Corporate Universities Scam Thousands

Corporate Universities Scam Thousands

Amy Kennedy-Palma was a single mother working as the office manager for an ATM installation company in 2012 when she decided to go back to school.

“There wasn’t a whole lot of room for advancement, and of course wanting to look out for the future of my son, I wanted to go back to school,” she said.

Kennedy-Palma researched programs at the local community college in Battle Ground, Washington, located just 35 minutes north of Portland, as well as programs at Washington State University.

“What was really difficult for me at the time,” she says, “being a working single parent, I took all the overtime I could possibly get. I needed to work and therefore needed a program with flexible hours because I couldn’t sacrifice my paycheck.”

That’s exactly why Everest College, a for-profit school owned by Corinthian Colleges, appealed to Kennedy-Palma. It allowed students to complete the bulk of their work online, requiring students to be present in classes for only four hours each week.

Little did she know then that five years later she would be entwined, along with tens of thousands of other student loan borrowers like her, in one of the biggest scams in the history of higher education – one that saddled students with hundreds of millions of dollars of debt and one that elevated obscure higher education regulations, like borrower defense-to-repayment, to national prominence.

Politsturm: The American education system is exactly what you get when you allow capital to exist alongside institutional education. The purpose is no longer to educate the populace and do what is best for the community. The purpose is to maximize profits for the private owners of capital. Workers and students such as Amy Kennedy-Palmer are just trying to achieve a good life and they are taken advantage of by private companies such as Corinthian Colleges Inc. . During its operative years the corporate elites and stockholders benefitted enormously until the company went bankrupt in 2015.

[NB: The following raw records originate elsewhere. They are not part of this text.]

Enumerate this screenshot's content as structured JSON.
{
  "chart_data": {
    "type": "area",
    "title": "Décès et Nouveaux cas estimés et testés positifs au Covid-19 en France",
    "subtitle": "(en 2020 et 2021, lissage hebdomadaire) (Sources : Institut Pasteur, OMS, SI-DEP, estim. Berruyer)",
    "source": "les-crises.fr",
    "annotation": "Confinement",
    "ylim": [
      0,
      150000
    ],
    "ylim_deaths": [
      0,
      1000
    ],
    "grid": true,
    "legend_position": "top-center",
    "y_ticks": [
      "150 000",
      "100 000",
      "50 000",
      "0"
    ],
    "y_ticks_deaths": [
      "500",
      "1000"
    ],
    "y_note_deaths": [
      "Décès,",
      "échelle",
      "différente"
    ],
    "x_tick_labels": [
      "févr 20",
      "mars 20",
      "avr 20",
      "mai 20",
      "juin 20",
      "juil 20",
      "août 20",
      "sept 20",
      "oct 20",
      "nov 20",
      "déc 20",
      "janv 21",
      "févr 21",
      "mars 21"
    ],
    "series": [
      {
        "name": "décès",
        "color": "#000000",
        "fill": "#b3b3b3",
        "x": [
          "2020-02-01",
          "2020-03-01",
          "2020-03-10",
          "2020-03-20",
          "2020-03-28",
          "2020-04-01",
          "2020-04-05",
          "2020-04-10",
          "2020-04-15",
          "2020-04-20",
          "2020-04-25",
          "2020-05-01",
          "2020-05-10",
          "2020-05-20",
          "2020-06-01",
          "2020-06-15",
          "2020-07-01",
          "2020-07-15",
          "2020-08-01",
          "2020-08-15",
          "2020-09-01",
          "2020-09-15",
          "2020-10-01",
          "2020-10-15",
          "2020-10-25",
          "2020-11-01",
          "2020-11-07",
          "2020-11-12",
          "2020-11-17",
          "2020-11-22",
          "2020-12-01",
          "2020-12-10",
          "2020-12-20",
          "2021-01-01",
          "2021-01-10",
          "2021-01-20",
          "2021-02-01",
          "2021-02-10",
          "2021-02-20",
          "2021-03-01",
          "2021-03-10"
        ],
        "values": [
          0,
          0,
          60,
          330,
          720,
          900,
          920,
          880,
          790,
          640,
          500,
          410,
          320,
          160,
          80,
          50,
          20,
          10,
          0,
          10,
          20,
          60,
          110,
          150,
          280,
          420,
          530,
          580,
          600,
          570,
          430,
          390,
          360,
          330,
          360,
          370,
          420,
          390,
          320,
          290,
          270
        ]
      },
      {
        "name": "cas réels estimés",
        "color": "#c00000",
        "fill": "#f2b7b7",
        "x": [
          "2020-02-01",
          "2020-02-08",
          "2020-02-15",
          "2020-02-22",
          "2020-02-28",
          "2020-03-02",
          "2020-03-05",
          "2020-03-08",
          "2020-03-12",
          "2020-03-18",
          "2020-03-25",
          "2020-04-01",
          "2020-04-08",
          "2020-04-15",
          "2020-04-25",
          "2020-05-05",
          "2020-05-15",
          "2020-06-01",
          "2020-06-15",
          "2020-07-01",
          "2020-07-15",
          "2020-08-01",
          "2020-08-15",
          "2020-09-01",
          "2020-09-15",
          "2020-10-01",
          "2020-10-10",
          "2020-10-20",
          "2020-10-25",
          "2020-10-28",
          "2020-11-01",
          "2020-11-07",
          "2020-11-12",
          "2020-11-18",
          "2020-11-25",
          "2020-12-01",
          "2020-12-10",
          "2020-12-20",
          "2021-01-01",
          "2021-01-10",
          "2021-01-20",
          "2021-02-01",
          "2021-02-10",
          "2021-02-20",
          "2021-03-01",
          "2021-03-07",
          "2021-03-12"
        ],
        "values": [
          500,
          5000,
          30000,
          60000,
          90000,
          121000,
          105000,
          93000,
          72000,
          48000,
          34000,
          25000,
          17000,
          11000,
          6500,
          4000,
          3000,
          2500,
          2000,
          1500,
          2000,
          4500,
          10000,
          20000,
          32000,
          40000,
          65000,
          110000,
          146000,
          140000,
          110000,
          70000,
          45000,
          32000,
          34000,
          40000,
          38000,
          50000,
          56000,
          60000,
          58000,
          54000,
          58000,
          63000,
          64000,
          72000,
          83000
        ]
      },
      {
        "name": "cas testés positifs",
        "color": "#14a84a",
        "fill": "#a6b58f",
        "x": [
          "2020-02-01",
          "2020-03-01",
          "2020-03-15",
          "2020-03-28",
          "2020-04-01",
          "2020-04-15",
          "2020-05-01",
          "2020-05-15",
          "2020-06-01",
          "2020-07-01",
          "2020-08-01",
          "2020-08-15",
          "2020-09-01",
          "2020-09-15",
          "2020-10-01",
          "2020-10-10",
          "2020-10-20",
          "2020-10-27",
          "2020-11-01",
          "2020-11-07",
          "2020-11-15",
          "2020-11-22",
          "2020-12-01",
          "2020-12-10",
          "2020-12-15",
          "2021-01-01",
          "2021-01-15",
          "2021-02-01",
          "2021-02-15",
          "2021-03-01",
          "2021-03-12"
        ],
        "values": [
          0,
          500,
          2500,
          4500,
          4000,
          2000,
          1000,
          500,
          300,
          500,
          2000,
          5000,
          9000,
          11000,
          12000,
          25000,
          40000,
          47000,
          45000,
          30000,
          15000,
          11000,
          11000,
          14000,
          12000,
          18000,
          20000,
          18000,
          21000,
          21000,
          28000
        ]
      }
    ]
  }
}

When education is made a commodity, investments flow directly into the educational institutions. For profit companies hire faculty, admit students, and teach classes.In order to achieve a profit, the company spends a massive amount in marketing towards students who are the customers. For every dollar the company spent in 2012 on “educational services”, it spent 40 cents on marketing. The company knowingly targeted low-income, single-parents to sell their “educational service” and realize a profit.When the school went bankrupt those same vulnerable individuals face the negative consequences of a worthless degree and insurmountable debt. This thievery is how the capitalist economic system operates. The bourgeois exploiters get rich off fraud while the workers and students are robbed blind.